16 Alsoo seyt de Heere HEERE; Wanneer de Vorst aen yemant van sijne sonen een geschenck sal geven [van] sijne erffenisse, dat sullen sijne sonen hebben: ’tsal hare besittinge zijn in erffenisse.
17 Maer wanneer hy van sijne erffenisse een geschenck sal geven aen eenen van sijne knechten, die sal dat hebben tot het vry-jaer toe; dan sal’t tot den Vorst wederkeeren: ’Tis immers sijne erffenisse, sijne sonen die sullen’t hebben.
18 Ende de Vorst en sal niets nemen van de erffenisse des volcks, om haer van hare besittinge te berooven; van sijne besittinge sal hy sijnen sonen erf nalaten: op dat niet mijn volck, een yegelick uyt sijne erffenisse, verstroyt en worden.

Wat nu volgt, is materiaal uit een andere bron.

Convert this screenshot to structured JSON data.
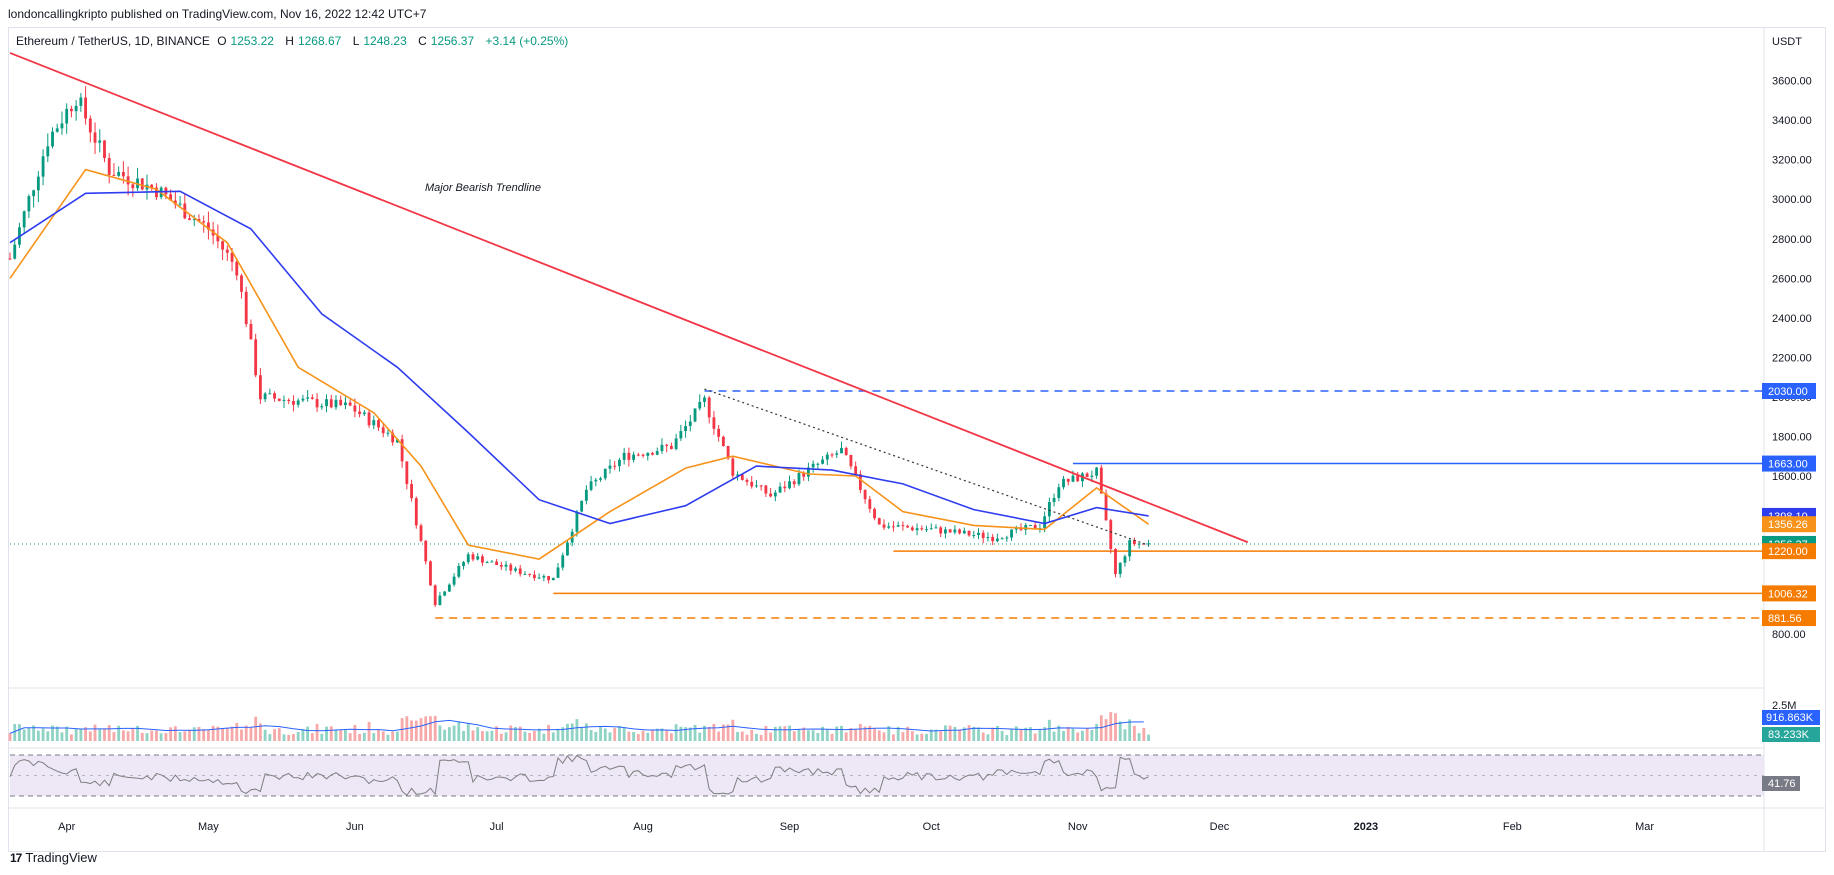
{
  "header": {
    "publish_line": "londoncallingkripto published on TradingView.com, Nov 16, 2022 12:42 UTC+7",
    "symbol": "Ethereum / TetherUS, 1D, BINANCE",
    "o_label": "O",
    "o_value": "1253.22",
    "h_label": "H",
    "h_value": "1268.67",
    "l_label": "L",
    "l_value": "1248.23",
    "c_label": "C",
    "c_value": "1256.37",
    "change": "+3.14 (+0.25%)"
  },
  "footer": {
    "brand": "TradingView",
    "logo_glyph": "17"
  },
  "colors": {
    "trendline": "#f23645",
    "ema": "#f7931a",
    "sma": "#2f3df0",
    "up": "#089981",
    "down": "#f23645",
    "level_blue": "#2962ff",
    "level_orange": "#f57c00",
    "rsi_band": "#ede7f6",
    "rsi_line": "#7e7e7e"
  },
  "chart_data": {
    "type": "candlestick",
    "title": "Ethereum / TetherUS, 1D, BINANCE",
    "currency_label": "USDT",
    "y_ticks": [
      "3600.00",
      "3400.00",
      "3200.00",
      "3000.00",
      "2800.00",
      "2600.00",
      "2400.00",
      "2200.00",
      "2000.00",
      "1800.00",
      "1600.00",
      "1400.00",
      "1200.00",
      "1000.00",
      "800.00"
    ],
    "ylim": [
      720,
      3780
    ],
    "x_ticks": [
      "Apr",
      "May",
      "Jun",
      "Jul",
      "Aug",
      "Sep",
      "Oct",
      "Nov",
      "Dec",
      "2023",
      "Feb",
      "Mar"
    ],
    "x_tick_dates": [
      "2022-04-01",
      "2022-05-01",
      "2022-06-01",
      "2022-07-01",
      "2022-08-01",
      "2022-09-01",
      "2022-10-01",
      "2022-11-01",
      "2022-12-01",
      "2023-01-01",
      "2023-02-01",
      "2023-03-01"
    ],
    "x_range": [
      "2022-03-20",
      "2023-03-25"
    ],
    "ohlc_key_points": [
      {
        "date": "2022-03-20",
        "price": 2700
      },
      {
        "date": "2022-03-28",
        "price": 3300
      },
      {
        "date": "2022-04-03",
        "price": 3520
      },
      {
        "date": "2022-04-10",
        "price": 3150
      },
      {
        "date": "2022-04-20",
        "price": 3050
      },
      {
        "date": "2022-05-01",
        "price": 2850
      },
      {
        "date": "2022-05-07",
        "price": 2650
      },
      {
        "date": "2022-05-12",
        "price": 2000
      },
      {
        "date": "2022-05-20",
        "price": 1980
      },
      {
        "date": "2022-05-31",
        "price": 1950
      },
      {
        "date": "2022-06-10",
        "price": 1780
      },
      {
        "date": "2022-06-18",
        "price": 960
      },
      {
        "date": "2022-06-25",
        "price": 1200
      },
      {
        "date": "2022-07-05",
        "price": 1120
      },
      {
        "date": "2022-07-13",
        "price": 1080
      },
      {
        "date": "2022-07-20",
        "price": 1530
      },
      {
        "date": "2022-07-28",
        "price": 1700
      },
      {
        "date": "2022-08-07",
        "price": 1750
      },
      {
        "date": "2022-08-14",
        "price": 1980
      },
      {
        "date": "2022-08-20",
        "price": 1620
      },
      {
        "date": "2022-08-28",
        "price": 1500
      },
      {
        "date": "2022-09-05",
        "price": 1630
      },
      {
        "date": "2022-09-12",
        "price": 1730
      },
      {
        "date": "2022-09-20",
        "price": 1350
      },
      {
        "date": "2022-10-01",
        "price": 1330
      },
      {
        "date": "2022-10-14",
        "price": 1290
      },
      {
        "date": "2022-10-24",
        "price": 1350
      },
      {
        "date": "2022-10-28",
        "price": 1560
      },
      {
        "date": "2022-11-05",
        "price": 1620
      },
      {
        "date": "2022-11-09",
        "price": 1100
      },
      {
        "date": "2022-11-12",
        "price": 1260
      },
      {
        "date": "2022-11-16",
        "price": 1256
      }
    ],
    "indicators": [
      {
        "name": "EMA",
        "color": "#f7931a",
        "points": [
          {
            "date": "2022-03-20",
            "price": 2600
          },
          {
            "date": "2022-04-05",
            "price": 3150
          },
          {
            "date": "2022-04-20",
            "price": 3050
          },
          {
            "date": "2022-05-05",
            "price": 2780
          },
          {
            "date": "2022-05-20",
            "price": 2150
          },
          {
            "date": "2022-06-05",
            "price": 1920
          },
          {
            "date": "2022-06-15",
            "price": 1650
          },
          {
            "date": "2022-06-25",
            "price": 1250
          },
          {
            "date": "2022-07-10",
            "price": 1180
          },
          {
            "date": "2022-07-25",
            "price": 1420
          },
          {
            "date": "2022-08-10",
            "price": 1640
          },
          {
            "date": "2022-08-20",
            "price": 1700
          },
          {
            "date": "2022-09-05",
            "price": 1610
          },
          {
            "date": "2022-09-15",
            "price": 1600
          },
          {
            "date": "2022-09-25",
            "price": 1420
          },
          {
            "date": "2022-10-10",
            "price": 1350
          },
          {
            "date": "2022-10-25",
            "price": 1330
          },
          {
            "date": "2022-11-05",
            "price": 1540
          },
          {
            "date": "2022-11-16",
            "price": 1356.26
          }
        ]
      },
      {
        "name": "SMA",
        "color": "#2f3df0",
        "points": [
          {
            "date": "2022-03-20",
            "price": 2780
          },
          {
            "date": "2022-04-05",
            "price": 3030
          },
          {
            "date": "2022-04-25",
            "price": 3040
          },
          {
            "date": "2022-05-10",
            "price": 2850
          },
          {
            "date": "2022-05-25",
            "price": 2420
          },
          {
            "date": "2022-06-10",
            "price": 2150
          },
          {
            "date": "2022-06-25",
            "price": 1820
          },
          {
            "date": "2022-07-10",
            "price": 1480
          },
          {
            "date": "2022-07-25",
            "price": 1360
          },
          {
            "date": "2022-08-10",
            "price": 1450
          },
          {
            "date": "2022-08-25",
            "price": 1650
          },
          {
            "date": "2022-09-10",
            "price": 1630
          },
          {
            "date": "2022-09-25",
            "price": 1560
          },
          {
            "date": "2022-10-10",
            "price": 1430
          },
          {
            "date": "2022-10-25",
            "price": 1360
          },
          {
            "date": "2022-11-05",
            "price": 1440
          },
          {
            "date": "2022-11-16",
            "price": 1398.1
          }
        ]
      }
    ],
    "annotations": [
      {
        "text": "Major Bearish Trendline"
      }
    ],
    "trendline": {
      "from": {
        "date": "2022-03-20",
        "price": 3740
      },
      "to": {
        "date": "2022-12-07",
        "price": 1265
      }
    },
    "dotted_trendline": {
      "from": {
        "date": "2022-08-14",
        "price": 2040
      },
      "to": {
        "date": "2022-11-16",
        "price": 1250
      }
    },
    "price_levels": [
      {
        "value": 2030.0,
        "label": "2030.00",
        "color": "#2962ff",
        "dashed": true,
        "from": "2022-08-14"
      },
      {
        "value": 1663.0,
        "label": "1663.00",
        "color": "#2962ff",
        "dashed": false,
        "from": "2022-10-31"
      },
      {
        "value": 1398.1,
        "label": "1398.10",
        "color": "#2f3df0",
        "marker_only": true
      },
      {
        "value": 1356.26,
        "label": "1356.26",
        "color": "#f7931a",
        "marker_only": true
      },
      {
        "value": 1256.37,
        "label": "1256.37",
        "color": "#089981",
        "marker_only": true
      },
      {
        "value": 1220.0,
        "label": "1220.00",
        "color": "#f57c00",
        "dashed": false,
        "from": "2022-09-23"
      },
      {
        "value": 1006.32,
        "label": "1006.32",
        "color": "#f57c00",
        "dashed": false,
        "from": "2022-07-13"
      },
      {
        "value": 881.56,
        "label": "881.56",
        "color": "#f57c00",
        "dashed": true,
        "from": "2022-06-18"
      }
    ],
    "volume": {
      "axis_label": "2.5M",
      "ma_label": "916.863K",
      "last_label": "83.233K"
    },
    "rsi": {
      "last_label": "41.76"
    }
  }
}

19 Daerna bracht hy my door den inganck, die aen de zijde der poorte was, tot de heylige kameren, den Priesteren toe [behoordende], die nae’t Noorden sagen: ende siet, aldaer was eene plaetse aen beyde zijden, nae’t westen.
20 Ende hy seyde tot my; Dit is de plaetse alwaer de Priesters het schultoffer ende het sondoffer sullen koken: [ende] daer sy het spijs-offer sullen backen, op dat sy’t niet uyt en brengen in den buytensten voorhof, het volck te heyligen.
21 Doe bracht hy my uyt in den buytensten voorhof, ende voerde my om in de vier hoecken des voorhofs: ende siet, in elcken hoeck des voorhofs was een ander voorhofken.
22 In de vier hoecken des voorhofs waren voorhofkens met schorsteenen; van veertich [ellen] de lengte, ende dertich de breette: De selve vier hoeck-hofkens hadden eenerley mate.
23 Ende daer was rontom in deselve een rinck-muer, rontom dese viere: ende daer waren keuckens gemaeckt beneden [aen] de rinck-mueren rontomme.
24 Ende hy seyde tot my: Dit zijn de keuckens, alwaer de dienaers des huyses het slacht-offer des volcks sullen koken.